“Sempre foi homem de praia e sol”, dizia os amigos tempos mais tarde ao comentar sobre seus gostos e desgostos. O Brasil de 1980, ano que nos mudamos em seis para Jacarecica, vivia sob um regime militar pouco notado pelas bandas do Nordeste, com tanto sal e mar azul para celebrar. A economia em crise, devido à alta inflação e ao endividamento externo, se despedia do “milagre econômico" da década anterior para dar lugar aquela que conquistaria cadeira cativa em nossa história: à recessão. Época também em que surgiram os falsos movimentos sociais, pressões por anistia aos comunistas e abertura política partidária. Cinco anos mais tarde a ditadura terminaria com a eleição do mineiro com cara de vovozinho Tancredo Neves e dávamos início ao período de “redemocratização”, palavra que nenhum brasileiro vivo com senso de justiça tem o direito de escrevê-la a não ser entre aspas.

 

Foi nesse quinquênio que crescemos felizes - eu e mais três irmãos - sem crise, repressão, violência, tanques nas ruas ou toques de recolher. “De 64 até aqui só levei uma única carreira do exército na Rua do Comércio”. Nunca se soube o motivo. Meu pai, que no ano do golpe gozava de seus 19 anos, desconfiava que o motivo era o tédio instalado no quartel do 59º batalhão de infantaria de Maceió.
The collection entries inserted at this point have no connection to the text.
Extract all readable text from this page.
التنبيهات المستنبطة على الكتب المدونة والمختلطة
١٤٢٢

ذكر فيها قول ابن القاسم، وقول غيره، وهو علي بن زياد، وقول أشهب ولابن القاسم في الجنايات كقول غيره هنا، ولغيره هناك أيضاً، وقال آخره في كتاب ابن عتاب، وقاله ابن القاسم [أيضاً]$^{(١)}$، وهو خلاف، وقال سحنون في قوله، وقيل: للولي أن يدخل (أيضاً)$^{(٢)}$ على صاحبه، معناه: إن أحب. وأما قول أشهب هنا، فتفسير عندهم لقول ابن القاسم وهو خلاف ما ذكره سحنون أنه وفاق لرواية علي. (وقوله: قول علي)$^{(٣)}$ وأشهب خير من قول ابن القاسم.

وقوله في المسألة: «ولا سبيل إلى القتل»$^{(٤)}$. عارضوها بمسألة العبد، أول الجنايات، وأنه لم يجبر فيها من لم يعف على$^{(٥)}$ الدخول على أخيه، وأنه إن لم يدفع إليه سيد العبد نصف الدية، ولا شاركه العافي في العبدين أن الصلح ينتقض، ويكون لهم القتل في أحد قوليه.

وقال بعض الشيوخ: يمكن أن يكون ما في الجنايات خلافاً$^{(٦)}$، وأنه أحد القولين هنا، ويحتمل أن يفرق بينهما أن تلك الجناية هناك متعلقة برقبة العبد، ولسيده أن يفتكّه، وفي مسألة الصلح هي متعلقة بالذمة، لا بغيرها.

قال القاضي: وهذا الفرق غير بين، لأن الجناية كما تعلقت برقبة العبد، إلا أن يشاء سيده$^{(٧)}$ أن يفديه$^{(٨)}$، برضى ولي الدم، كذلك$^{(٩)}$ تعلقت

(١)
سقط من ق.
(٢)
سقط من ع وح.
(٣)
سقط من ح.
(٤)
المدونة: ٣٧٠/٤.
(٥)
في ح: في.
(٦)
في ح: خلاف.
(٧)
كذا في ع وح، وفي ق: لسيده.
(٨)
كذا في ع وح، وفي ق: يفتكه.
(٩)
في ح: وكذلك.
Enquanto isto, nossa rotina seguia com a normalidade da maioria das famílias conservadoras daquela época de ouro, onde podíamos ficar até tarde da noite perambulando pelas ruas do bairro litorâneo, dividindo nossas tarefas entre os rachas incansáveis de futebol, paixões efêmeras e a tensa brincadeira levada muito a sério de polícia e ladrão.

 

Enquanto o Brasil via uma explosão de sucessos musicais com a ascensão do rock nacional, liderado por bandas como Legião Urbana, Paralamas do Sucesso, e Titãs, nós escutávamos - também - na vitrola Panasonic o Djavan, Elba Ramalho, Chiclete com Banana e a mesclada coleção do rei do baião. Toda aquela potência de voz arrancada do vinil ecoava logo cedo nos corredores da casa, nas primeiras horas de sábado e domingo. Outro rei, o Roberto, era como um hino. O movimento da lambada, com o hit inaugural "Chorando se Foi" de Kaoma, só veio surgir no finalzinho da década, seguido na sequência por outro rei, o da lambada, registrado no cartório como Raimundo, mas que todos conheciam como Beto Barbosa. Em casa fazíamos concurso para ver quem remexia melhor os quadris.

 

Já por ali, na casa dos nove ou dez anos, meu irmão mais velho, que sempre demonstrou um talento sobrenatural para o forró, continuamente se saia melhor nos concursos caseiros. Quando o verão de Jacarecica encostava, sucessivamente fazíamos companhia ao meu pai, que abria o portão sem dizer uma palavra, e atravessava a rua de um bairro quase intransitável, de bermuda baixa, a sunga ocultada, chinelo de tiras, óculos aviador e nu até a cintura, pois a camisa ele levava pendurada no ombro, sagradamente, como um amuleto da sorte. Tínhamos que correr para acompanhar seus passos largos, indiferentes, ligeiros e insólito.

 

Aos domingos, geralmente, não se sabia para onde ele iria, e apenas o filho mais velho tinha o privilégio ocasional de fazê-lo companhia. Mal-acostumado, pois já fazia duas semanas que não desfrutávamos de sua companhia. Quando meu pai foi até o portão, ele discretamente o seguiu: - Volte. Desta vez você não vai. Olhando-o com um olhar ameaçador, ele esperou pelo veredicto final. Sem sucesso. Quando a matriarca - estrategicamente- se juntou à conversa, ele ameaçou: - Quer que eu diga já? Olhando para ele com seus olhos redondos e ligeiramente inocentes. Afinal, o que mais precisava ser dito? E mais um domingo lá estava ele, desfrutando da batatinha-frita, do refrigerante e do sorvete.